To put that into perspective, Goldman projects the market for pluggable optical modules alone could increase about 10-fold, while the broader optical components market expands roughly 13-fold as optics migrate beyond traditional rack-to-rack networking into shorter-reach connections inside AI systems themselves.
Why Lumentum Could Deliver Outsized Returns
Unlike Nvidia, whose business spans GPUs, networking, software, and complete AI systems, Lumentum is almost entirely leveraged to optical communications. That concentration creates more risk, but also more upside.
Lumentum already supplies lasers, optical engines, and photonic components used in high-speed data center transceivers. Those products become increasingly valuable as hyperscalers upgrade from 800G networking to 1.6-terabit and eventually 3.2-terabit optical connections.

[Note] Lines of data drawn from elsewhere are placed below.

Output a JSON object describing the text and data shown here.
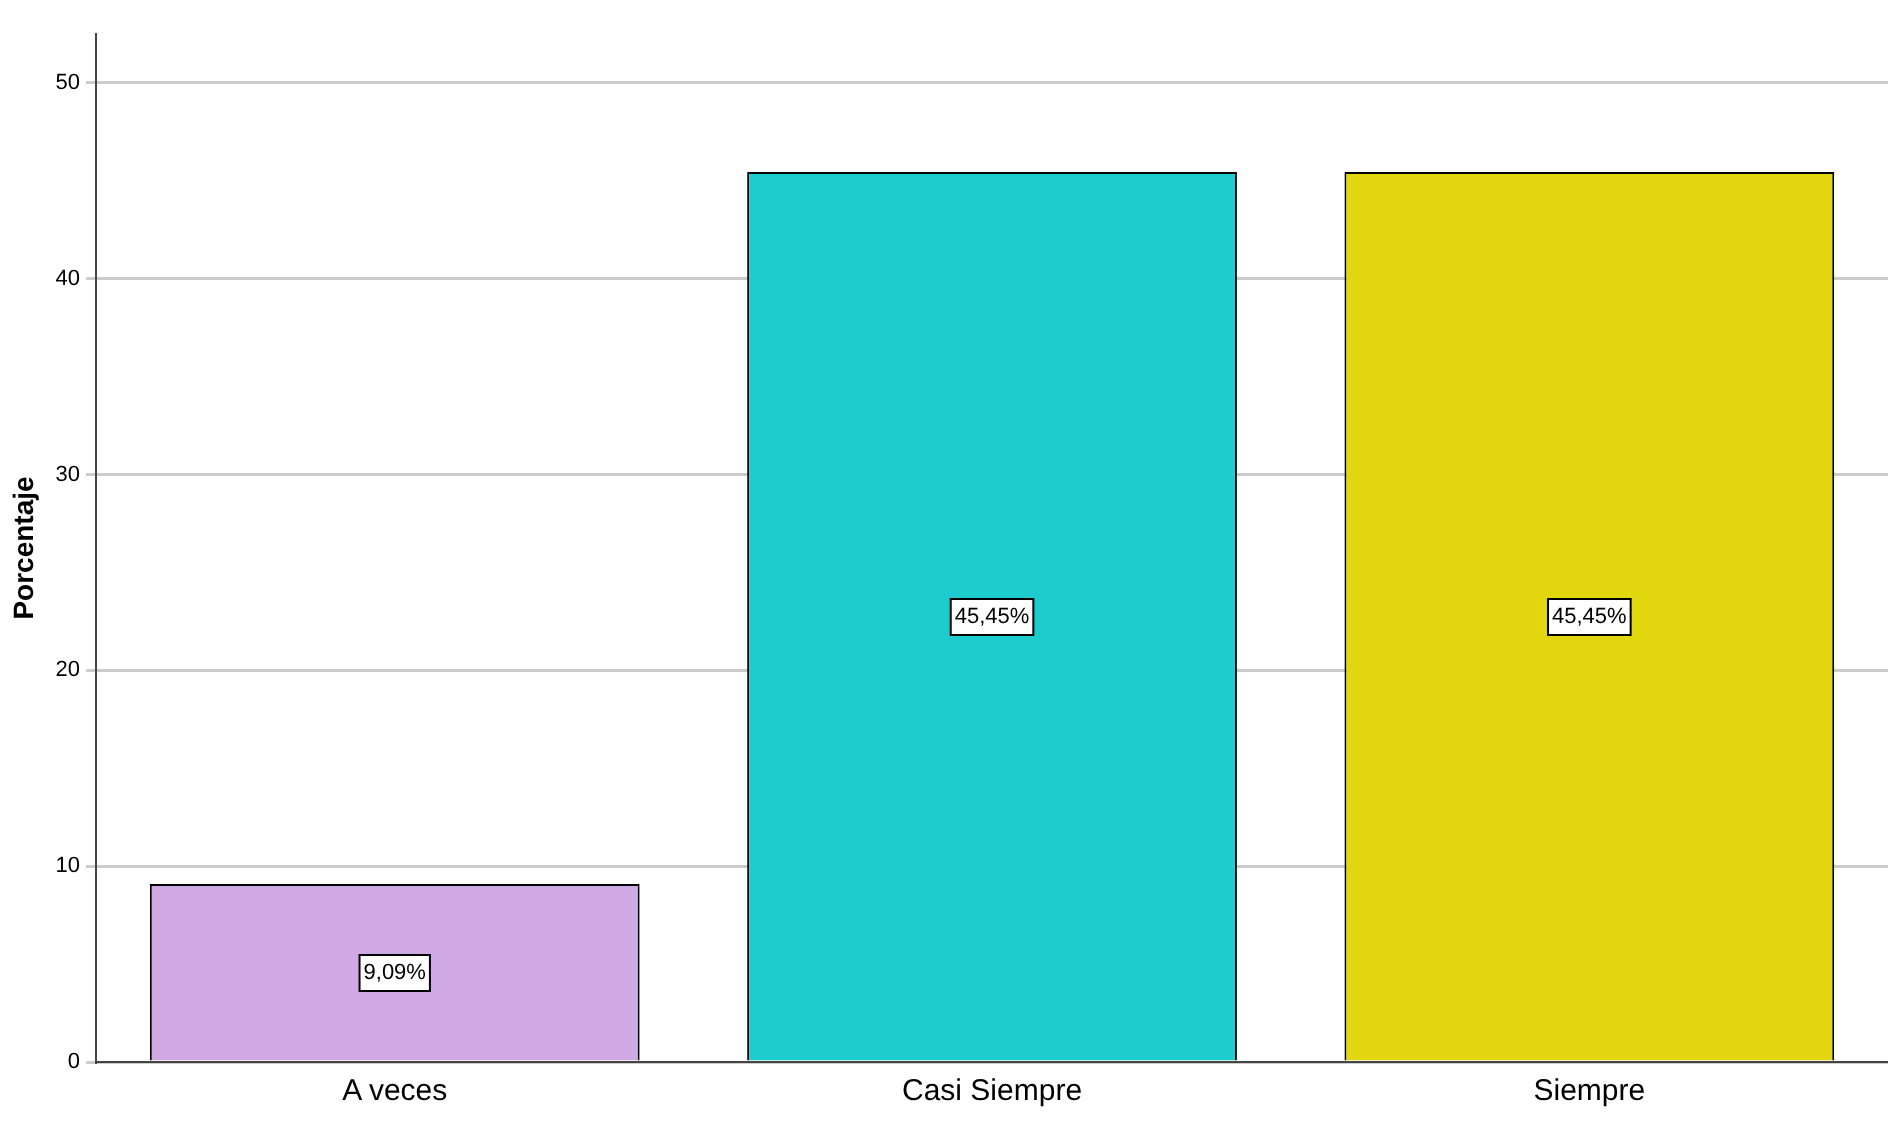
{
  "chart_data": {
    "type": "bar",
    "ylabel": "Porcentaje",
    "categories": [
      "A veces",
      "Casi Siempre",
      "Siempre"
    ],
    "values": [
      9.09,
      45.45,
      45.45
    ],
    "colors": [
      "#d0a9e4",
      "#1dcdcd",
      "#e2d60f"
    ],
    "value_labels": [
      "9,09%",
      "45,45%",
      "45,45%"
    ],
    "ylim": [
      0,
      52.5
    ],
    "yticks": [
      0,
      10,
      20,
      30,
      40,
      50
    ],
    "grid": "y",
    "legend": false
  }
}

Goldman also expects co-packaged optics to account for roughly $91 billion, or 59%, of total AI networking spending under its base-case 2028 scenario. While widespread CPO adoption still carries execution risk, Lumentum participates in both today’s dominant pluggable market and tomorrow’s emerging optical engine market.
That gives investors exposure regardless of whether the industry moves gradually or rapidly toward CPO.
Compared with diversified semiconductor companies like Broadcom (NASDAQ:AVGO) or Marvell Technology (NASDAQ:MRVL), Lumentum offers much greater sensitivity to rising optical demand because communications hardware accounts for such a large share of its business. If AI networking spending accelerates anywhere near Goldman’s projections, Lumentum’s revenue growth could outpace that of larger, more diversified peers.
Risks Remain, but the Tailwinds Are Powerful
Granted, Goldman acknowledges its assumptions are optimistic. The report assumes approximately 29% CPO penetration by Rubin Ultra’s rollout, while several independent industry forecasts envision slower adoption extending toward 2030. Manufacturing complexity, packaging yields, serviceability concerns, and hyperscaler qualification timelines could all delay deployment.
There’s also the broader AI spending question. Goldman bases its projections on continued aggressive hyperscale investment. If capital expenditures slow or AI infrastructure spending becomes more disciplined, networking demand would likely moderate as well.
That said, the broader trend appears difficult to dismiss. Every major AI roadmap from Nvidia points toward larger clusters, faster interconnects, and greater optical content. Even if CPO adoption slips, Goldman still expects pluggable optics to experience substantial volume growth.
Key Takeaway
In short, Goldman Sachs isn’t suggesting GPUs are becoming less important. Instead, it is arguing that networking is becoming equally essential because AI systems cannot scale if data cannot move quickly enough between processors.
For investors, that creates an opportunity beyond the familiar AI leaders. Lumentum may not be the safest AI investment — that would likely be Nvidia — but it could be one of the most leveraged to the optical networking buildout Goldman forecasts. If AI networking spending expands from $15 billion to $154 billion over the next several years, few companies offer as direct an investment on that secular trend.
The risks are real, particularly around CPO adoption timing, but the potential reward is equally compelling for investors willing to accept the volatility.